Tom Dougherty, CEO – Stealing Share
22 July 2019
The sky is not falling: Netflix subscribers still envy of industry
Fear not for Netflix. The streaming giant announces last week that Netflix subscribers grew by only 2.7 million in the US. And everyone claims the sky is falling.
Only 2.7 million. That still makes Netflix the largest streaming service in the US and the world, with 60.1 million Netflix subscribers and 151.6 million, respectively.
The other current and future streaming services can only dream for those numbers.
The narrative says Netflix expected a rise of five million new Netflix subscribers, so the 2.7 million number comes in low.
The narrative also says the lower than expected growth comes after the streaming service raises its prices (by $2). And popular programs like Friends and The Office are being taken back by its developers for their own streaming services.

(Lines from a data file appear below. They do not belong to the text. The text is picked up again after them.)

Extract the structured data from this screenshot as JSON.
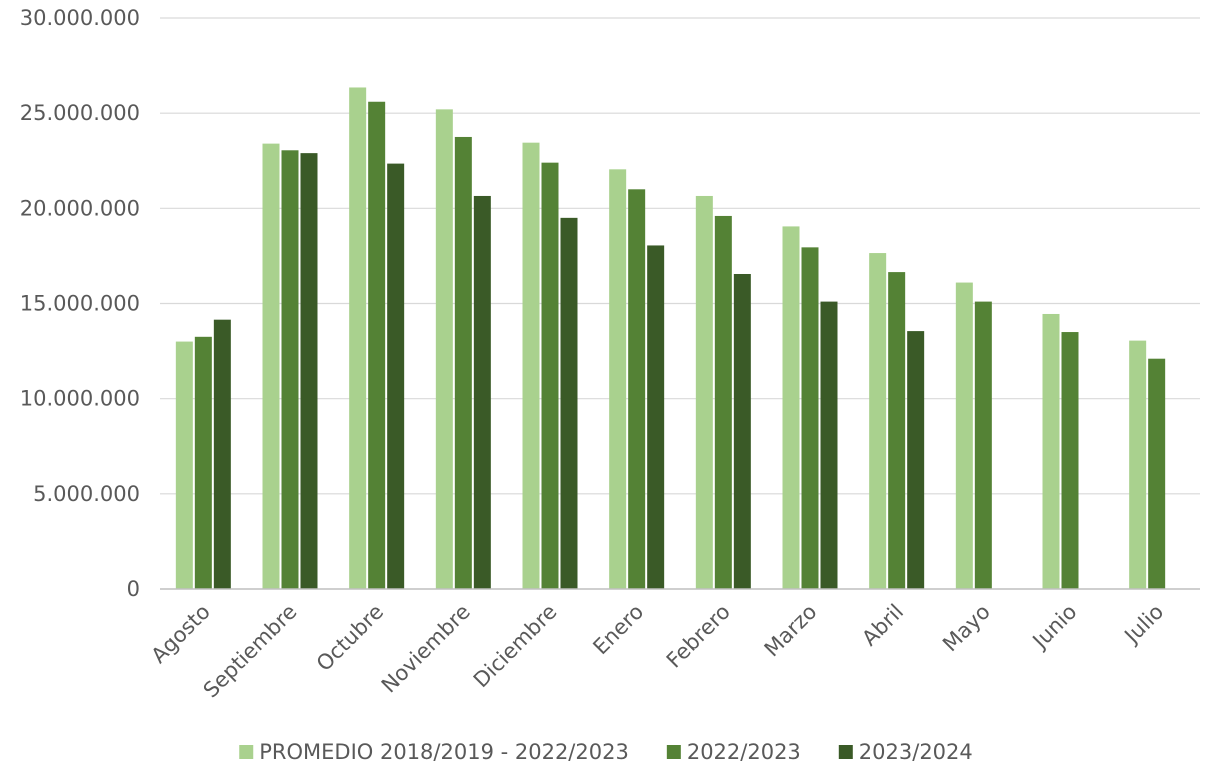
{
  "chart_data": {
    "type": "bar",
    "title": "",
    "xlabel": "",
    "ylabel": "",
    "ylim": [
      0,
      30000000
    ],
    "y_ticks": [
      0,
      5000000,
      10000000,
      15000000,
      20000000,
      25000000,
      30000000
    ],
    "y_tick_labels": [
      "0",
      "5.000.000",
      "10.000.000",
      "15.000.000",
      "20.000.000",
      "25.000.000",
      "30.000.000"
    ],
    "grid": true,
    "legend_position": "bottom",
    "categories": [
      "Agosto",
      "Septiembre",
      "Octubre",
      "Noviembre",
      "Diciembre",
      "Enero",
      "Febrero",
      "Marzo",
      "Abril",
      "Mayo",
      "Junio",
      "Julio"
    ],
    "series": [
      {
        "name": "PROMEDIO 2018/2019 - 2022/2023",
        "color": "#a9d18e",
        "values": [
          13000000,
          23400000,
          26350000,
          25200000,
          23450000,
          22050000,
          20650000,
          19050000,
          17650000,
          16100000,
          14450000,
          13050000
        ]
      },
      {
        "name": "2022/2023",
        "color": "#548235",
        "values": [
          13250000,
          23050000,
          25600000,
          23750000,
          22400000,
          21000000,
          19600000,
          17950000,
          16650000,
          15100000,
          13500000,
          12100000
        ]
      },
      {
        "name": "2023/2024",
        "color": "#3a5a27",
        "values": [
          14150000,
          22900000,
          22350000,
          20650000,
          19500000,
          18050000,
          16550000,
          15100000,
          13550000,
          null,
          null,
          null
        ]
      }
    ]
  }
}
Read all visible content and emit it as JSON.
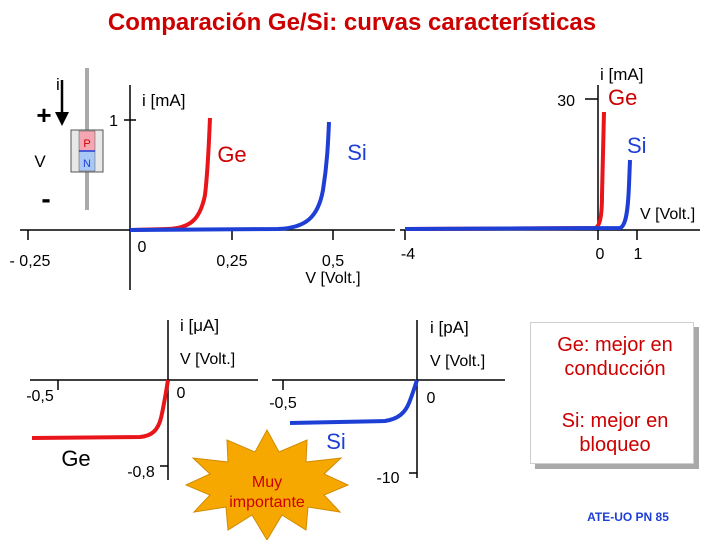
{
  "title": "Comparación Ge/Si: curvas características",
  "colors": {
    "title": "#cc0000",
    "ge": "#e8151b",
    "si": "#1e3fd6",
    "axis": "#000000",
    "star": "#f7a800",
    "star_text": "#cc0000"
  },
  "diode": {
    "current_label": "i",
    "plus": "+",
    "minus": "-",
    "voltage_label": "V",
    "p_label": "P",
    "n_label": "N"
  },
  "top_left": {
    "ylabel": "i [mA]",
    "ytick": "1",
    "x_origin": "0",
    "x_neg": "- 0,25",
    "x_025": "0,25",
    "x_05": "0,5",
    "xunit": "V [Volt.]",
    "ge_label": "Ge",
    "si_label": "Si"
  },
  "top_right": {
    "ylabel": "i [mA]",
    "ytick": "30",
    "xlabel": "V [Volt.]",
    "x_neg": "-4",
    "x_origin": "0",
    "x_pos": "1",
    "ge_label": "Ge",
    "si_label": "Si"
  },
  "bottom_left": {
    "ylabel": "i [μA]",
    "xlabel": "V [Volt.]",
    "x_origin": "0",
    "x_neg": "-0,5",
    "y_tick": "-0,8",
    "ge_label": "Ge"
  },
  "bottom_right": {
    "ylabel": "i [pA]",
    "xlabel": "V [Volt.]",
    "x_origin": "0",
    "x_neg": "-0,5",
    "y_tick": "-10",
    "si_label": "Si"
  },
  "star_text": {
    "line1": "Muy",
    "line2": "importante"
  },
  "conclusion": {
    "ge_line1": "Ge: mejor en",
    "ge_line2": "conducción",
    "si_line1": "Si: mejor en",
    "si_line2": "bloqueo"
  },
  "footer": "ATE-UO PN 85"
}
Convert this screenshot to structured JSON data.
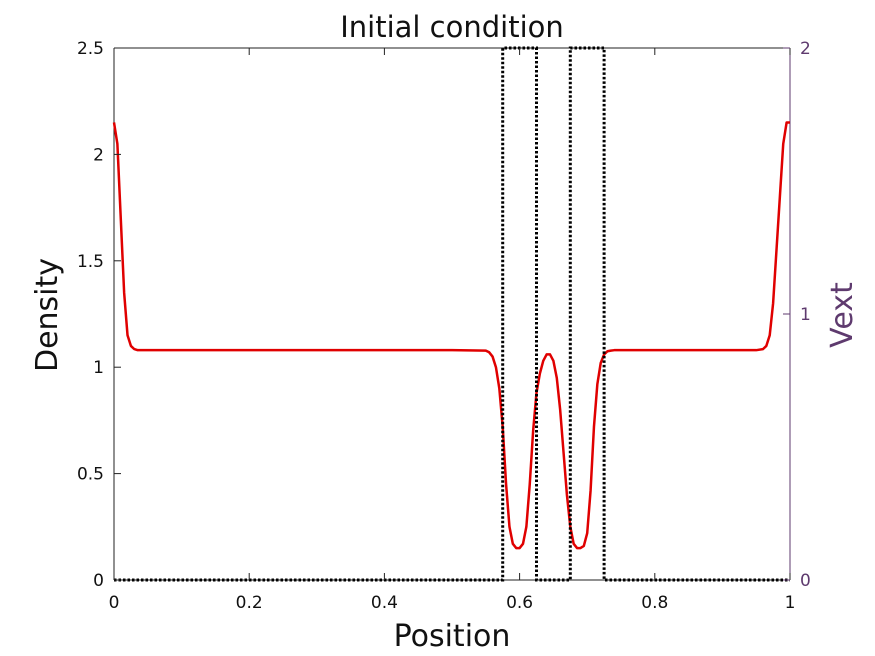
{
  "chart_data": {
    "type": "line",
    "title": "Initial condition",
    "xlabel": "Position",
    "ylabel": "Density",
    "y2label": "Vext",
    "xlim": [
      0,
      1
    ],
    "ylim": [
      0,
      2.5
    ],
    "y2lim": [
      0,
      2
    ],
    "grid": false,
    "x_ticks": [
      0,
      0.2,
      0.4,
      0.6,
      0.8,
      1
    ],
    "x_tick_labels": [
      "0",
      "0.2",
      "0.4",
      "0.6",
      "0.8",
      "1"
    ],
    "y_ticks": [
      0,
      0.5,
      1,
      1.5,
      2,
      2.5
    ],
    "y_tick_labels": [
      "0",
      "0.5",
      "1",
      "1.5",
      "2",
      "2.5"
    ],
    "y2_ticks": [
      0,
      1,
      2
    ],
    "y2_tick_labels": [
      "0",
      "1",
      "2"
    ],
    "colors": {
      "density": "#e00000",
      "vext": "#000000",
      "y2axis": "#5e3a6e"
    },
    "series": [
      {
        "axis": "left",
        "style": "solid",
        "x": [
          0,
          0.005,
          0.01,
          0.015,
          0.02,
          0.025,
          0.03,
          0.035,
          0.04,
          0.1,
          0.2,
          0.3,
          0.4,
          0.5,
          0.55,
          0.555,
          0.56,
          0.565,
          0.57,
          0.575,
          0.58,
          0.585,
          0.59,
          0.595,
          0.6,
          0.605,
          0.61,
          0.615,
          0.62,
          0.625,
          0.63,
          0.635,
          0.64,
          0.645,
          0.65,
          0.655,
          0.66,
          0.665,
          0.67,
          0.675,
          0.68,
          0.685,
          0.69,
          0.695,
          0.7,
          0.705,
          0.71,
          0.715,
          0.72,
          0.725,
          0.73,
          0.735,
          0.74,
          0.745,
          0.75,
          0.8,
          0.9,
          0.95,
          0.96,
          0.965,
          0.97,
          0.975,
          0.98,
          0.985,
          0.99,
          0.995,
          1
        ],
        "y": [
          2.15,
          2.05,
          1.7,
          1.35,
          1.15,
          1.1,
          1.085,
          1.08,
          1.08,
          1.08,
          1.08,
          1.08,
          1.08,
          1.08,
          1.078,
          1.07,
          1.05,
          1.0,
          0.9,
          0.72,
          0.45,
          0.25,
          0.17,
          0.15,
          0.15,
          0.17,
          0.25,
          0.45,
          0.7,
          0.88,
          0.97,
          1.03,
          1.06,
          1.06,
          1.03,
          0.95,
          0.8,
          0.6,
          0.4,
          0.25,
          0.17,
          0.15,
          0.15,
          0.16,
          0.22,
          0.42,
          0.72,
          0.92,
          1.02,
          1.06,
          1.075,
          1.078,
          1.08,
          1.08,
          1.08,
          1.08,
          1.08,
          1.08,
          1.085,
          1.1,
          1.15,
          1.3,
          1.55,
          1.8,
          2.05,
          2.15,
          2.15
        ]
      },
      {
        "axis": "right",
        "style": "dotted",
        "x": [
          0,
          0.575,
          0.575,
          0.625,
          0.625,
          0.675,
          0.675,
          0.725,
          0.725,
          1
        ],
        "y": [
          0,
          0,
          2,
          2,
          0,
          0,
          2,
          2,
          0,
          0
        ]
      }
    ]
  }
}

And Disney, Apple, WarnerMedia and NBCUniversal are soon to join the streaming pot with Netflix, Hulu and Amazon. The narrative suggests viewers are considering what streamers they’re actually gonna pay for.
“But to say the number of Netflix subscribers means the streamer’s in trouble is nonsense. It’s way ahead of the other streamers in revenue, number of subscribers and chatter. Basically, the sky is falling narrative is the cost of being the market leader.”
Netflix subscribers still give the streamer market dominance
All that’s true. But to say the number of Netflix subscribers means the streamer’s in trouble is nonsense. It’s way ahead of the other streamers in revenue, number of subscribers and chatter. Basically, the sky is falling narrative is the cost of being the market leader.
That’s not to say there aren’t looming threats. There are. But we still don’t know what Apple+ will cost and how it’ll be delivered, for instance. WarnerMedia was sloppy in its initial rollout of HBO Max. NBCUniversal is similarly undefined.
I’d say only Disney+, right now, holds the brand cache to be a threat to Netflix’s dominance. And even that will take years to come to fruition, if at all. (Think about this. In some ways, Disney+ is a niche product. Just one led by a powerful brand.)
So let’s back off a bit from the narrative that a lower than expected increase among Netflix subscribers means its dominance is in trouble. Yes, there are market forces that make Netflix leadership nervous and open for change.
But it’s still growing, and the rest are still playing catch up.